Improved LEP lower bound on the lightest SUSY Higgs mass from Radiative Electroweak Breaking and its Experimental Consequences

We show that the present LEPI lower bound on the Standard Model Higgs boson mass (\(M_H\gsim60\GeV\)) applies as well to the lightest Higgs boson (\(h\)) of the minimal \(SU(5)\) and no-scale flipped \(SU(5)\) supergravity models. This result would persist even for the ultimate LEPI lower bound (\(M_H\gsim70\GeV\)). We show that this situation is a consequence of a decoupling phenomenon in the Higgs sector driven by radiative electroweak breaking for increasingly larger sparticle masses, and thus it should be common to a large class of supergravity models.
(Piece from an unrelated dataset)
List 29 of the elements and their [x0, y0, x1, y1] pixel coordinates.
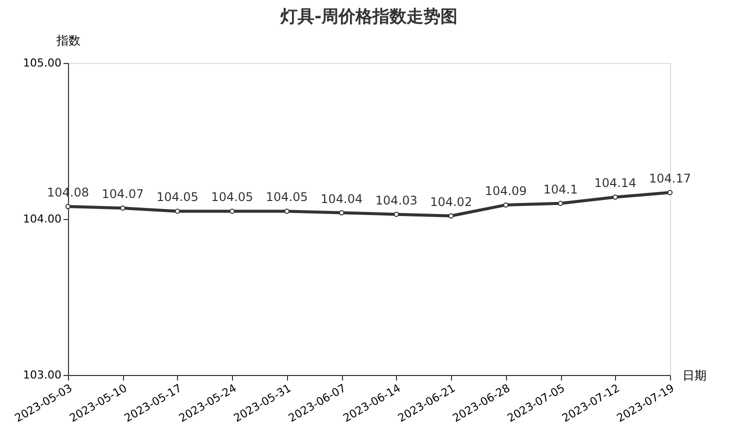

A consequence of \(m_h\gsim60\GeV\) in the minimal \(SU(5)\) supergravity model is the exclusion from the allowed parameter space of `spoiler modes' (\(\chi^0_2\to\chi^0_1 h\)) which would make the otherwise very promising trilepton signal in \(p\bar p\to\chi^\pm_1\chi^0_2X\) unobservable at Fermilab. Within this model we also obtain stronger upper bounds on the lighter neutralino and chargino masses, \ie, \(m_{\chi^0_1}\lsim50\GeV\), \(m_{\chi^0_2,\chi^\pm_1}\lsim100\GeV\). This should encourage experimental searches with existing facilities.